Just like with any other social media platform – or your digital marketing strategy in general, come to think of it – going in with a sales pitch full of shameless self-promotion is never going to get you the social proof, site traffic or conversions you need. The other users on Pinterest aren’t just users; they’re potential leads and, instead, should be nurtured in the same way as in the other areas of your campaign; with great content and a bit of community spirit.

Basically, you should act on Pinterest as you would on any other social network. Perhaps even more so, as it’s one of the most informal and community focused platforms around: hashtags are used to create conversations and find related content, commenting on and liking pins is common best practice and you can even join ‘Community Boards’ that multiple users can pin to. Most importantly though is the heart of Pinterest; ‘repinning.’

This is what the site’s all about. After all, sharing the content of others doesn’t just bring some diversity to your own page but, in turn, forges a relationship with other users. It’s flattering to know that someone else found your image interesting enough to use on one of their own boards, don’t you think?

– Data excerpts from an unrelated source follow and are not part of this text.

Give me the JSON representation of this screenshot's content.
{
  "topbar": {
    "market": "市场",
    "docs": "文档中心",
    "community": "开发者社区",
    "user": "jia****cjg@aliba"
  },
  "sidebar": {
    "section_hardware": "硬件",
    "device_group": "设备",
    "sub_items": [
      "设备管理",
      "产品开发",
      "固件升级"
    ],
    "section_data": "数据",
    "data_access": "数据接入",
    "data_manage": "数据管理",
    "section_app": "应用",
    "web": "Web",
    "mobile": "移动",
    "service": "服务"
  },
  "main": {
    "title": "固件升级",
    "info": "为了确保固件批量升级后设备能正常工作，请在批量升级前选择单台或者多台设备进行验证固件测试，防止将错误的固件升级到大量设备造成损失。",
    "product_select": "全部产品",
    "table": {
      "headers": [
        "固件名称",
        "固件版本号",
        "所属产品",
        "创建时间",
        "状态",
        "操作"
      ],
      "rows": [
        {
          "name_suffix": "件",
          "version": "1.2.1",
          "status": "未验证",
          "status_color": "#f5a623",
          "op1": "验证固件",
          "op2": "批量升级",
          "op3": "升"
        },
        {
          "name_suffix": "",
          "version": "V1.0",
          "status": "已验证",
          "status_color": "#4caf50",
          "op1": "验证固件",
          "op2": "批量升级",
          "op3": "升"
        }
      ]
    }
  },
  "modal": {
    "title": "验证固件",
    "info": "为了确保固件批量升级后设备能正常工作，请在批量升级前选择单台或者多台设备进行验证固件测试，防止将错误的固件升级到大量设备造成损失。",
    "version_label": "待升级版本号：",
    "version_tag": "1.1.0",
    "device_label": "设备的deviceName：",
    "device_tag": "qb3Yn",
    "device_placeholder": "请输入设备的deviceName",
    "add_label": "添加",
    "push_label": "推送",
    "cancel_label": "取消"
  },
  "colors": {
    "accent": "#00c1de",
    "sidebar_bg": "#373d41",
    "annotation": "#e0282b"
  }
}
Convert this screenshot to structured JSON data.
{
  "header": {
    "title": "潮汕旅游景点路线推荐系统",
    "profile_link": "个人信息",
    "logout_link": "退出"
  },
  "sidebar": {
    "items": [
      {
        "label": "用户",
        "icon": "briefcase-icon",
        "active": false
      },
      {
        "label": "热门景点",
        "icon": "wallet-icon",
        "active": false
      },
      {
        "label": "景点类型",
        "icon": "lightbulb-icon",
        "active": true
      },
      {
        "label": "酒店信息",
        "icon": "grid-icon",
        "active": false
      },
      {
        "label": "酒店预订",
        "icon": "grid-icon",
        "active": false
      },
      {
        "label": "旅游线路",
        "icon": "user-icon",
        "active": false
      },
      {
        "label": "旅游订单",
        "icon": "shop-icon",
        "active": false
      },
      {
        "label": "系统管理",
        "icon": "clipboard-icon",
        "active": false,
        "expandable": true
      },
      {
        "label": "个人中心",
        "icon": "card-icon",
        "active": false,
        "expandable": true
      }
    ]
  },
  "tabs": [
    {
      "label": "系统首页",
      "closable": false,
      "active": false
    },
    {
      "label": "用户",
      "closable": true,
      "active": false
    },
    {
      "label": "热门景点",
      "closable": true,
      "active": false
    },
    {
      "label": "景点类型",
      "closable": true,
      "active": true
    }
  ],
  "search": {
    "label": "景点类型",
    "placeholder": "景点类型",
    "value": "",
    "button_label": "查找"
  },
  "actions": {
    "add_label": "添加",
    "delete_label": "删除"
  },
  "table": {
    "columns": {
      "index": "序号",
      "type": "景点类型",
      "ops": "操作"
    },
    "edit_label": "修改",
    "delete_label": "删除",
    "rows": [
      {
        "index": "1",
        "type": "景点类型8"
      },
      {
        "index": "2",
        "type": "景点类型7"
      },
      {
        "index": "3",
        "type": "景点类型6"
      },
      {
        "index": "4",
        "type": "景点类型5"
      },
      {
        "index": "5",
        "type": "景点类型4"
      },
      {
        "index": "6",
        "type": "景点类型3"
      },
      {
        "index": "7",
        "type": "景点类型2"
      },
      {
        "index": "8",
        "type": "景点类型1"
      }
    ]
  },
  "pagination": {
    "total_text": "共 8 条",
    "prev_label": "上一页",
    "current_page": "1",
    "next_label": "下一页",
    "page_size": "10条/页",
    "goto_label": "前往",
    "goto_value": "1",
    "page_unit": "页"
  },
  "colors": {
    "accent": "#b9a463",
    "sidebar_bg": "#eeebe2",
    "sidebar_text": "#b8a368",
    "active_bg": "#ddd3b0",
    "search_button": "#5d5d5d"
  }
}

Pinterest Harness this flattery using the 70/30 rule

Since Pinterest is such a visual platform and sees really attractive and interesting images gain the most traction, I’d say the rate at which you post sales or business related content should come in at 30%, with 70% of your focus leaning towards more social-friendly content. In other words you should be repinning images from other users or websites, actively liking other users’ content and leaving comments on relevant pins.

But how exactly can you do that when so much Pinterest content is related to home décor and fashion? Well, it all depends on your industry.

For now we’ll imagine you’re in digital marketing – do you really think Pinterest users will want to see nothing but content from your service pages? As well as being overtly self-promotional, chances are the imagery you’ve got on that page isn’t exactly Pinterest-friendly and certainly won’t be eye-catching enough to be shared. Not that there’s anything wrong with pinning from your service pages from time to time though, it just needs to happen in moderation and in conjunction with other related boards. For example, why not pin some infographics? They’re colourful, full of really great imagery and, most importantly, are much more interesting than a ream of text. In other words, they’re perfect Pinterest fodder!

In addition you could post web design inspiration, graphics you love and images from your favourite marketing campaigns to show potential leads what kind of work you aspire to. All you need to do is remember the 70/30 rule, think outside the box and don’t be afraid to get creative.

How have you found your experience of Pinterest for business so far? Do you have any tips of your own for conquering the platform? Tell me about it below!